At 10 a.m., evacuation orders for residents of Kings Canyon Road east to Shafer Road will be lifted, according to the U.S. Forest Service. Residents can only access the area from Elizabeth Lake Road from the east or Lancaster Road from the north. Residents east of Shafer Road, west of Mountain View Road, south of Highway 138 and north of Pine Canyon Road/Elizabeth Lake Road were able to return to their homes Friday, according to fire officials.
Residents were not allowed to return home if they live east of Old Ridge Route, west of Shafer Road, south of Highway 138, north of Pine Canyon Road/Elizabeth Lake Road and on Lake Hughes Road south of Deeswood Drive and north of Dry Gulch Road.
An estimated 1,470 firefighters remained assigned to battling the blaze in some hard to reach places with potentially hazardous conditions. A dozen helicopters made water drops Sunday.
One such hazard is the Yucca plant, fire officials said. When the plant is burned, the pineapple-sized root ball is released from the soil and can roll downhill spreading flames beyond containment lines. Relative humidity in the 50-60% range helped slow the progress of the fire but also hindered efforts by firefighters to set so-called tactical fires to increase control lines, officials said.
The fire was expected to continue growing west in areas with no recent fire history and north and northwest until it transitions to the lighter high-desert fuels of the western Antelope Valley.
Full containment was not expected until Sept. 2.
Smoke advisories were extended through Monday as a result of the fire, with elevated fine particulate matter (PM2.5) levels but the smoke production has decreased and was moving north into the Angeles National Forest but could still impact the Santa Clarita area, according to the South Coast Air Quality Management District.
Residents of Pine and Kings canyons, whose homes were damaged or destroyed in the Lake Fire, were escorted back into the area Saturday and Sunday, authorities said.
In addition to destroying 12 structures and 21 outbuildings, the fire damaged six structures and continued to threaten others, according to incident commanders.
Officials said two people were injured as a result of the fire, but details were not disclosed.
Road closures remained in place on Three Points Road from state Route 138 to Pine Canyon, Old Ridge Route from Highway 138 to Pine Canyon and Pine Canyon Road from Ridge Route Road to Lake Hughes Road.
The fire was first reported about 3:30 p.m.
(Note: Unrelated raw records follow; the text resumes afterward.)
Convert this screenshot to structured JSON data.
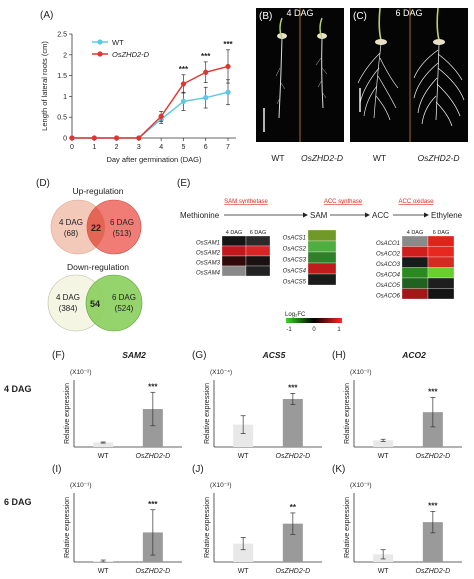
{
  "panels": {
    "A": "(A)",
    "B": "(B)",
    "C": "(C)",
    "D": "(D)",
    "E": "(E)",
    "F": "(F)",
    "G": "(G)",
    "H": "(H)",
    "I": "(I)",
    "J": "(J)",
    "K": "(K)"
  },
  "photos": {
    "b_title": "4 DAG",
    "c_title": "6 DAG",
    "b_wt": "WT",
    "b_mut": "OsZHD2-D",
    "c_wt": "WT",
    "c_mut": "OsZHD2-D"
  },
  "venn": {
    "up_title": "Up-regulation",
    "down_title": "Down-regulation",
    "up_left_label": "4 DAG",
    "up_left_count": "(68)",
    "up_overlap": "22",
    "up_right_label": "6 DAG",
    "up_right_count": "(513)",
    "down_left_label": "4 DAG",
    "down_left_count": "(384)",
    "down_overlap": "54",
    "down_right_label": "6 DAG",
    "down_right_count": "(524)",
    "colors": {
      "up_left": "#f3c9b9",
      "up_right": "#ee6f66",
      "down_left": "#f4f5e2",
      "down_right": "#8ccf60"
    }
  },
  "pathway": {
    "steps": [
      "Methionine",
      "SAM",
      "ACC",
      "Ethylene"
    ],
    "enzymes": [
      "SAM synthetase",
      "ACC synthase",
      "ACC oxidase"
    ],
    "enzyme_color": "#e0261c",
    "col_headers": [
      "4 DAG",
      "6 DAG"
    ],
    "sam_genes": [
      "OsSAM1",
      "OsSAM2",
      "OsSAM3",
      "OsSAM4"
    ],
    "sam_colors": [
      [
        "#151515",
        "#2a2a2a"
      ],
      [
        "#c0181c",
        "#d82525"
      ],
      [
        "#330a0a",
        "#1a1111"
      ],
      [
        "#8a8a8a",
        "#222222"
      ]
    ],
    "acs_genes": [
      "OsACS1",
      "OsACS2",
      "OsACS3",
      "OsACS4",
      "OsACS5"
    ],
    "acs_colors": [
      [
        "#6f9a2a"
      ],
      [
        "#4fae3f"
      ],
      [
        "#2f7f2b"
      ],
      [
        "#c01c1c"
      ],
      [
        "#1b1b1b"
      ]
    ],
    "aco_genes": [
      "OsACO1",
      "OsACO2",
      "OsACO3",
      "OsACO4",
      "OsACO5",
      "OsACO6"
    ],
    "aco_colors": [
      [
        "#8a8a8a",
        "#e0231c"
      ],
      [
        "#d01d1d",
        "#e8281e"
      ],
      [
        "#1a1a1a",
        "#d42a22"
      ],
      [
        "#2b8a1f",
        "#66d02e"
      ],
      [
        "#20621f",
        "#1e1e1e"
      ],
      [
        "#a01818",
        "#141414"
      ]
    ],
    "legend_title": "Log₂FC",
    "legend_ticks": [
      "-1",
      "0",
      "1"
    ]
  },
  "chart_data": [
    {
      "id": "A",
      "type": "line",
      "x": [
        0,
        1,
        2,
        3,
        4,
        5,
        6,
        7
      ],
      "xlabel": "Day after germination (DAG)",
      "ylabel": "Length of lateral roots (cm)",
      "xlim": [
        0,
        7
      ],
      "ylim": [
        0,
        2.5
      ],
      "xticks": [
        "0",
        "1",
        "2",
        "3",
        "4",
        "5",
        "6",
        "7"
      ],
      "yticks": [
        "0",
        "0.5",
        "1",
        "1.5",
        "2",
        "2.5"
      ],
      "legend_position": "top-left",
      "series": [
        {
          "name": "WT",
          "color": "#5cc8e6",
          "values": [
            0,
            0,
            0,
            0,
            0.45,
            0.88,
            0.97,
            1.1
          ],
          "errors": [
            0,
            0,
            0,
            0,
            0.1,
            0.22,
            0.25,
            0.3
          ]
        },
        {
          "name": "OsZHD2-D",
          "color": "#e0362f",
          "values": [
            0,
            0,
            0,
            0,
            0.52,
            1.3,
            1.58,
            1.72
          ],
          "errors": [
            0,
            0,
            0,
            0,
            0.12,
            0.22,
            0.25,
            0.4
          ]
        }
      ],
      "annotations": [
        {
          "x": 5,
          "text": "***"
        },
        {
          "x": 6,
          "text": "***"
        },
        {
          "x": 7,
          "text": "***"
        }
      ]
    },
    {
      "id": "F",
      "type": "bar",
      "title": "SAM2",
      "scale": "(X10⁻²)",
      "row_label": "4 DAG",
      "ylabel": "Relative expression",
      "categories": [
        "WT",
        "OsZHD2-D"
      ],
      "values": [
        0.4,
        3.4
      ],
      "errors": [
        0.05,
        1.5
      ],
      "ylim": [
        0,
        6
      ],
      "sig": "***",
      "colors": [
        "#e8e8e8",
        "#9a9a9a"
      ]
    },
    {
      "id": "G",
      "type": "bar",
      "title": "ACS5",
      "scale": "(X10⁻⁴)",
      "row_label": "",
      "ylabel": "Relative expression",
      "categories": [
        "WT",
        "OsZHD2-D"
      ],
      "values": [
        2.0,
        4.3
      ],
      "errors": [
        0.8,
        0.5
      ],
      "ylim": [
        0,
        6
      ],
      "sig": "***",
      "colors": [
        "#e8e8e8",
        "#9a9a9a"
      ]
    },
    {
      "id": "H",
      "type": "bar",
      "title": "ACO2",
      "scale": "(X10⁻²)",
      "row_label": "",
      "ylabel": "Relative expression",
      "categories": [
        "WT",
        "OsZHD2-D"
      ],
      "values": [
        0.5,
        2.6
      ],
      "errors": [
        0.08,
        1.1
      ],
      "ylim": [
        0,
        5
      ],
      "sig": "***",
      "colors": [
        "#e8e8e8",
        "#9a9a9a"
      ]
    },
    {
      "id": "I",
      "type": "bar",
      "title": "",
      "scale": "(X10⁻¹)",
      "row_label": "6 DAG",
      "ylabel": "Relative expression",
      "categories": [
        "WT",
        "OsZHD2-D"
      ],
      "values": [
        0.1,
        3.0
      ],
      "errors": [
        0.1,
        2.3
      ],
      "ylim": [
        0,
        7
      ],
      "sig": "***",
      "colors": [
        "#e8e8e8",
        "#9a9a9a"
      ]
    },
    {
      "id": "J",
      "type": "bar",
      "title": "",
      "scale": "(X10⁻³)",
      "row_label": "",
      "ylabel": "Relative expression",
      "categories": [
        "WT",
        "OsZHD2-D"
      ],
      "values": [
        1.2,
        2.5
      ],
      "errors": [
        0.4,
        0.7
      ],
      "ylim": [
        0,
        4.5
      ],
      "sig": "**",
      "colors": [
        "#e8e8e8",
        "#9a9a9a"
      ]
    },
    {
      "id": "K",
      "type": "bar",
      "title": "",
      "scale": "(X10⁻³)",
      "row_label": "",
      "ylabel": "Relative expression",
      "categories": [
        "WT",
        "OsZHD2-D"
      ],
      "values": [
        0.5,
        2.6
      ],
      "errors": [
        0.3,
        0.7
      ],
      "ylim": [
        0,
        4.5
      ],
      "sig": "***",
      "colors": [
        "#e8e8e8",
        "#9a9a9a"
      ]
    }
  ]
}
Aug. 12 near North Lake Hughes Road and Pine Canyon Road in the Angeles National Forest, according to the U. S. Forest Service, which was battling the blaze with the Los Angeles County Fire Department and assistance from other area departments.
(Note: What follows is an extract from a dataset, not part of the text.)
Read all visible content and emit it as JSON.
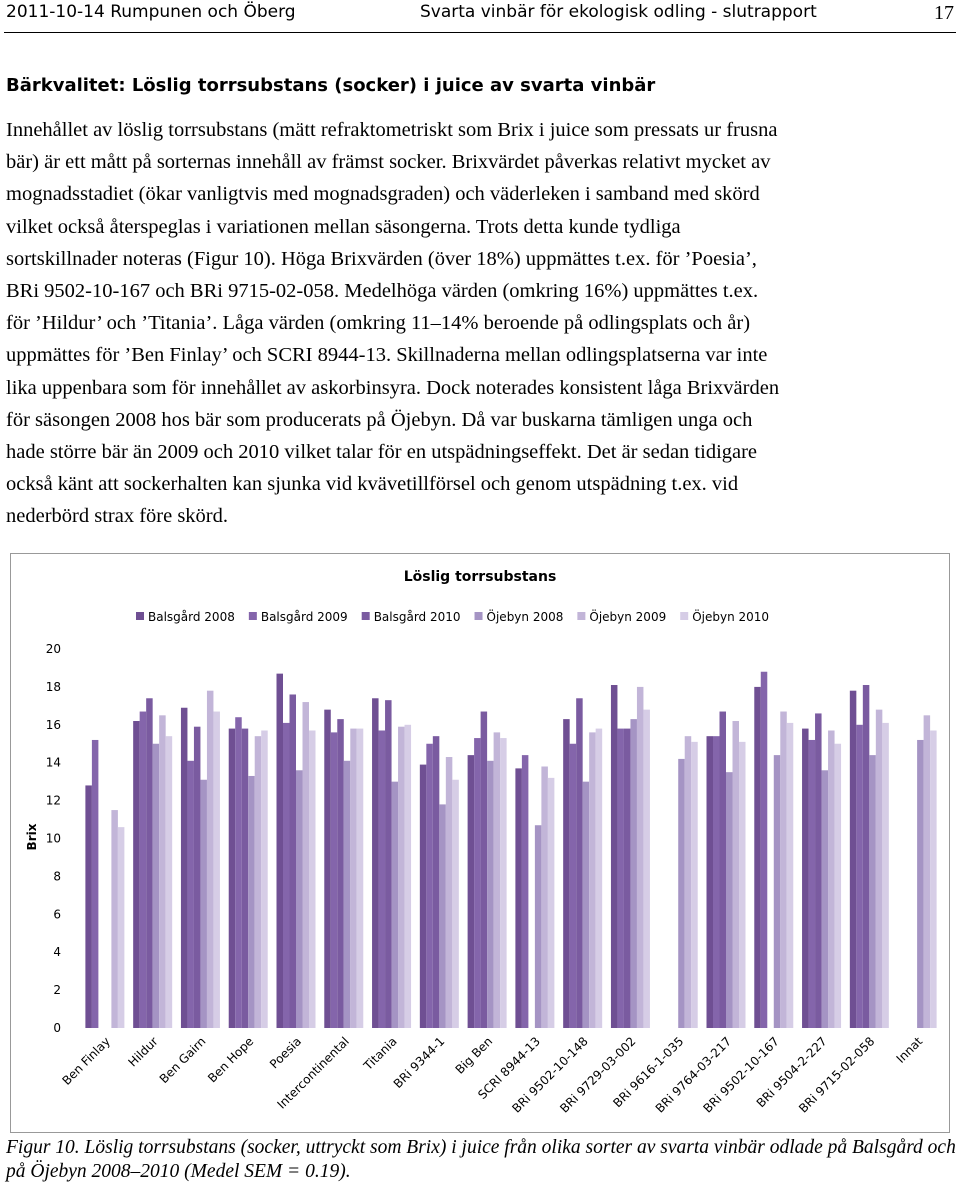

“There have been areas of this fire that have not burned in decades, (and) it’s in inaccessible terrain, which has added to the complexity of the fire,” said Los Angeles County Fire Department Chief Daryl Osby.
The U.S. Forest Service, LACoFD, Los Angeles County Sheriff’s Department, California Highway Patrol and many other cooperating agencies were working together to battle the fire, with the Incident Command Post located in the Castaic Lake Recreation Area.
Castaic Lake remained closed to public access until further notice. Fire personnel were using the lake and surrounding areas as a base camp.
Gov. Gavin Newsom declared a statewide emergency Tuesday to help ensure resources to combat multiple fires burning across the state.
The cause of the fire remained under investigation.